Is it a Tai Chi myth or misconception that you can learn how to do Tai Chi Chuan from a book?
From the early days of the written word, Tai Chi Chuan Masters have passed on their knowledge to their students and whomever wanted to learn about their style of Tai Chi Chuan. Because of the scarcity of writing materials, most of the early material took the form of short cryptic passages that required interpretation. In the last 50 years, we have enjoyed an abundance of information about Tai Chi Chuan, the different lineages, the many styles, and the various Masters who have devoted their lives to their Arts and it’s transmission to the next generation.
Most of this information has been interpretations of the early Masters and detailed explanations of the various forms and applications. Magazines are devoted to the different Tai Chi Chuan styles and a month doesn’t go by without a new Tai Chi Chuan book on the shelf. Within the last 20 years, we’ve seen the proliferation of Video Tapes, and then DVDs. Ever since video sharing websites, such as YouTube, have gained popularity, a new Tai Chi Chuan video seems to be posted every day. Recently, I’ve discovered a few membership websites that offer Tai Chi Chuan or Qigong lessons for a monthly fee. On these sites, you get access to streaming videos, forums to discuss your training with other members, and email access to the “instructor.”
With all this information floating about, you may wonder if someone could truly learn Tai Chi Chuan from a book, a video, or the internet.
Before I answer that, let’s list the hallmarks of a good Tai Chi Chuan teacher.
Hallmarks of a Quality Tai Chi Instructor
- Deep understanding of their style of Tai Chi Chuan.
- Good teaching skills.
- Can trace their lineage
- Continually improving their skills
- Understand the needs of individual students and adjust their teaching accordingly
- Challenges the student to higher levels of proficiency
Now, let’s take that list and apply it to learning from books, videos, and the internet.
Without a doubt, there are many authors and makers of video and internet content who have a deep understanding of their Arts and the various intricacies of their Tai Chi Chuan style.
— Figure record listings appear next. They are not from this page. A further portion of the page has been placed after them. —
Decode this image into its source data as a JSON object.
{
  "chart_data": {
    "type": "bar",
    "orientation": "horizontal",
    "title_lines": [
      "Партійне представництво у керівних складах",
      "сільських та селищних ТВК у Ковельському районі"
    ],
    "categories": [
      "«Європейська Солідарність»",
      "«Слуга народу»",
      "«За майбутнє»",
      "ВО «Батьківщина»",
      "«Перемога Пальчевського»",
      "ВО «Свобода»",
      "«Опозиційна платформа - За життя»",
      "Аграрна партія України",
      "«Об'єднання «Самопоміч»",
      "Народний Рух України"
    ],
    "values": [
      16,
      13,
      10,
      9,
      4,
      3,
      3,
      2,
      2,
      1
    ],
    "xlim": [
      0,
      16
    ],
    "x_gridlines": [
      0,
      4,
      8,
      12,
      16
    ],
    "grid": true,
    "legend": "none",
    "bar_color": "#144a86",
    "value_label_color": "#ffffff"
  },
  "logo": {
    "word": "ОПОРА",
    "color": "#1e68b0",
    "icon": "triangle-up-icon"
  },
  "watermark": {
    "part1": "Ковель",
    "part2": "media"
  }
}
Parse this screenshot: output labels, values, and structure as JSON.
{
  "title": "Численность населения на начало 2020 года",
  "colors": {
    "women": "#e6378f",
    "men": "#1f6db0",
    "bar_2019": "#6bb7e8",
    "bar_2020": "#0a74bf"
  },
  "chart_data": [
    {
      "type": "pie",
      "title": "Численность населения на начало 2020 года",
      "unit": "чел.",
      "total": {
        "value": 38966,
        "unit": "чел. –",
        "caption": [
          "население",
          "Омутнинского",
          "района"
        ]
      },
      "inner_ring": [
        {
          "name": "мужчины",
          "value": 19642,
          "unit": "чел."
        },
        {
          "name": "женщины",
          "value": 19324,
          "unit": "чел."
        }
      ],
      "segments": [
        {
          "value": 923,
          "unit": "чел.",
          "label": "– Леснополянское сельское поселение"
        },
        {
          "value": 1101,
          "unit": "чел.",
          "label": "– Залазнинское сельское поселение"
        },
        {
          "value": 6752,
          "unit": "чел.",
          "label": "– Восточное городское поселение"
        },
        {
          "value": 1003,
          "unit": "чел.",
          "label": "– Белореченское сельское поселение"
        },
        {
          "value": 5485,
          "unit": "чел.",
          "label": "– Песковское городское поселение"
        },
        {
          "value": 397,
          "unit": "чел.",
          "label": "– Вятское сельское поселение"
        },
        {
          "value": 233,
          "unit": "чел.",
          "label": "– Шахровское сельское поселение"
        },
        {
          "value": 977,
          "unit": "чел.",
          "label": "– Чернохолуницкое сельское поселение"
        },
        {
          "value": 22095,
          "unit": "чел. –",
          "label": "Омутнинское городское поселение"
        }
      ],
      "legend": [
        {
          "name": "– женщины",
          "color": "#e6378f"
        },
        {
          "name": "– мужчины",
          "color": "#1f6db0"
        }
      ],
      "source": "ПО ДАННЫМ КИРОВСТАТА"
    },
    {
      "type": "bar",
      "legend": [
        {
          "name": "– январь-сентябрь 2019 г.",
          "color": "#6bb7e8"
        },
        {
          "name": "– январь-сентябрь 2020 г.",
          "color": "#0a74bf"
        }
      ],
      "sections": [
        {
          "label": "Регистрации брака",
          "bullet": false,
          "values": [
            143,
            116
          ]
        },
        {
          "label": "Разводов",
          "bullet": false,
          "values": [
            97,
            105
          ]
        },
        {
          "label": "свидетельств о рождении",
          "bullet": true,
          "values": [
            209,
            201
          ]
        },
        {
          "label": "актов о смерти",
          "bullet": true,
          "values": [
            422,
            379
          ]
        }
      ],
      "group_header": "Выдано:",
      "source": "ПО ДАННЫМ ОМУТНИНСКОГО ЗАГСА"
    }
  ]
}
I know of several who are excellent teachers with impeccable lineage and can trace their Art back to it’s roots in China. And any teacher worth their weight in gold is constantly learning, not just about their Art and Style, but about many topics.
There is one thing a book, video or internet site can’t do, at least not yet, and that is give you individual attention. They cannot give you corrections on postures and forms, they cannot assess your progress or layout an individualized training regimen that is individualized to your current level of fitness and knowledge of Tai Chi Chuan.
For the beginning student, this is crucial, not only for their knowledge and enjoyment of the Arts, but for their health and safety as well. There have been many times where I’ve had to modify postures or movements for a student because of chronic conditions, or even for temporary ones such as a sprained ankle. Only a teacher who has been training you for a period of time can know what you’re capable of and can push you to the next level. The great ones can do that without you realizing it!
Don’t get me wrong, all the information that is available to us is critical, not only of our continued education in the Arts, but for its survival as well. To be able to pass this material on to future generations is imperative. For anyone who has a firm understanding of the Tai Chi Principles, this information is priceless and can be a constant source of new learning.
The Downside of Learning From a Book
All this material can be overwhelming to a brand new student resulting in the them giving up. Tai Chi Chuan is for everybody and for every body. Learning in a group environment from a skillful teacher is fun and challenging. Tai Chi Chuan, and Martial Arts in general, can take years of practice to gain a high level of proficiency. Even if you’re not interested in becoming a high level Master, learning the fundamentals from an experienced and knowledgeable instructor can keep you from developing bad habits, give you in depth knowledge, and point out the pitfalls of incorrect postures and movements.
Use of books, videos, and the internet should compliment your training, not be the sole source.